Disperindag Sulteng menghadiri Rapat Koordinasi Pengembangan Hilirisasi Industri Berbasis Potensi Pertanian, Perikanan, Peternakan, dan Kehutanan

09 June 2026

Kepala Dinas Perindustrian dan Perdagangan Provinsi Sulawesi Tengah, Richard Arnaldo, didampingi Kepala Bidang Sarana Prasarana dan Pemberdayaan Industri Mira Yuliastuti, Kepala Bidang Pembangunan Sumber Daya Industri Andi Musdalifah, serta Pejabat Fungsional Pembina Industri Ahli Muda Ratna dan Nur Afraeni, menghadiri Rapat Koordinasi Pengembangan Hilirisasi Industri Berbasis Potensi Pertanian, Perikanan, Peternakan, dan Kehutanan yang berlangsung di Aula VIP Nagana Kantor Bappeda Provinsi Sulawesi Tengah, Selasa (9/6/2026).
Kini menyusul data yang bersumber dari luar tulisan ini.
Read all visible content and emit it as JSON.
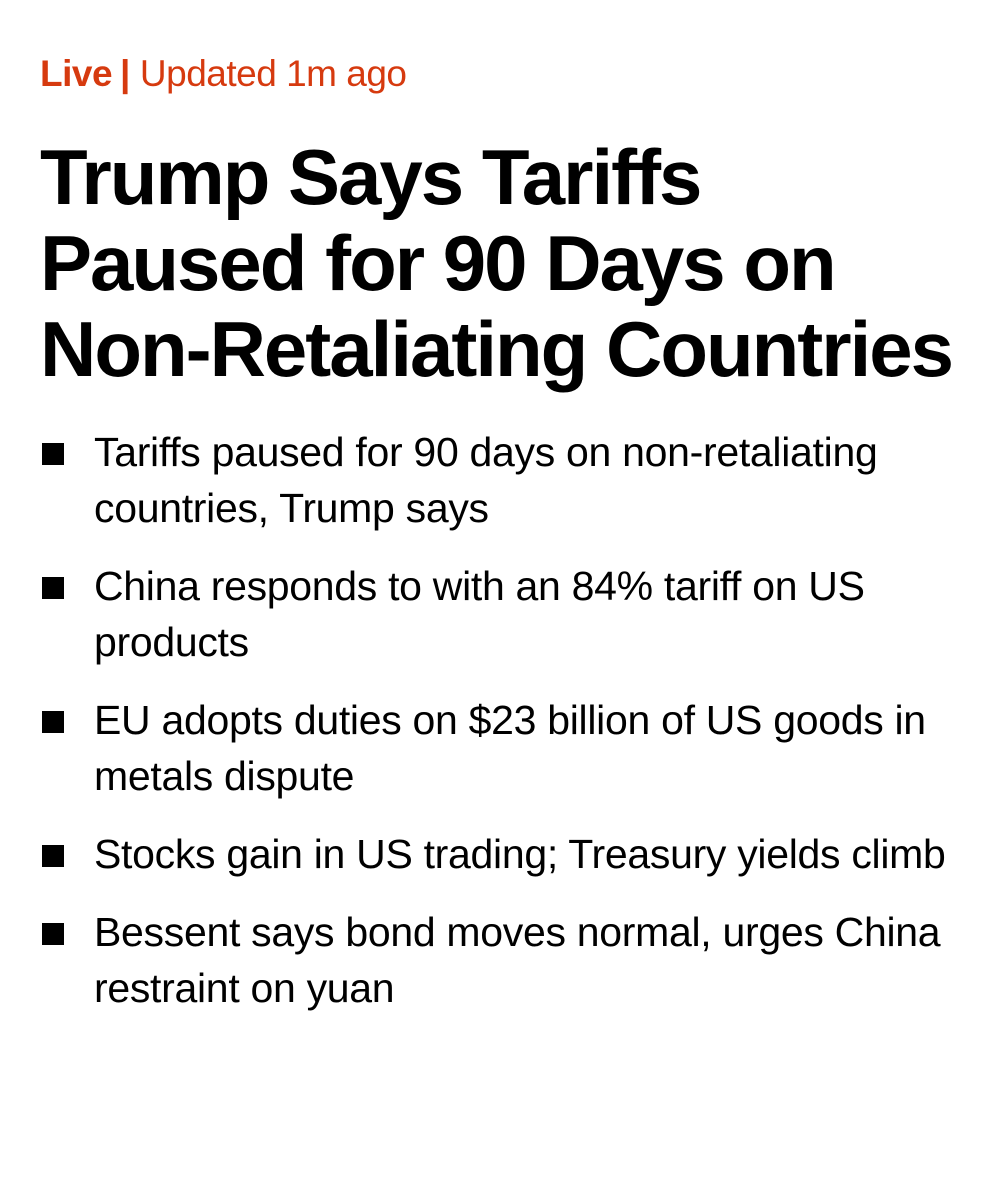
{
  "status": {
    "live_label": "Live",
    "separator": "|",
    "updated_text": "Updated 1m ago",
    "accent_color": "#d63a0f"
  },
  "headline": "Trump Says Tariffs Paused for 90 Days on Non-Retaliating Countries",
  "bullets": [
    "Tariffs paused for 90 days on non-retaliating countries, Trump says",
    "China responds to with an 84% tariff on US products",
    "EU adopts duties on $23 billion of US goods in metals dispute",
    "Stocks gain in US trading; Treasury yields climb",
    "Bessent says bond moves normal, urges China restraint on yuan"
  ],
  "bullet_icon": "black-square-icon"
}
Rapat koordinasi dipimpin langsung oleh Kepala Bappeda Provinsi Sulawesi Tengah, Drs. Arfan, dan dihadiri oleh Kepala Perwakilan BI Sulteng Muhamad Irfan Sukarna, OJK Sulawesi Tengah, Balai Karantina Sulawesi Tengah, Dekan Fakultas Pertanian Universitas Tadulako , Universitas Alkhairaat, serta sejumlah Organisasi Perangkat Daerah (OPD) terkait yang mengikuti kegiatan secara langsung maupun melalui Zoom Meeting.

Dalam arahannya, Kepala Bappeda Sulawesi Tengah menyampaikan bahwa kegiatan ini bertujuan mengumpulkan data dan informasi terkait sektor industri sebagai bahan penyusunan roadmap pengembangan hilirisasi industri berbasis potensi pertanian, perikanan, peternakan, dan kehutanan di Sulawesi Tengah. Menurutnya, langkah tersebut sejalan dengan visi Gubernur dan Wakil Gubernur Sulawesi Tengah, yaitu “Berani Mewujudkan Sulawesi Tengah sebagai Wilayah Pertanian dan Industri yang Maju dan Berkelanjutan.”

Pada kesempatan tersebut, Richard Arnaldo menegaskan bahwa sektor industri di Sulawesi Tengah memiliki potensi besar untuk terus dikembangkan melalui program hilirisasi. Ia menyampaikan bahwa saat ini industri logam dasar masih menjadi sektor industri dengan nilai ekspor terbesar di Sulawesi Tengah.

“Komoditas unggulan yang dimiliki Sulawesi Tengah tidak kalah baik dari sisi kualitas maupun kuantitas. Karena itu, diperlukan komitmen dan kolaborasi seluruh pemangku kepentingan untuk mendorong hilirisasi industri di Sulawesi Tengah agar mampu memberikan nilai tambah yang lebih besar bagi daerah, masyarakat, petani, nelayan, peternak, maupun pelaku usaha,” ujar Richard.

Melalui rapat koordinasi ini diharapkan tersusun arah kebijakan dan strategi pengembangan hilirisasi yang terintegrasi, sehingga potensi sumber daya daerah dapat diolah secara optimal dan berkelanjutan guna memperkuat perekonomian Sulawesi Tengah serta meningkatkan kesejahteraan masyarakat.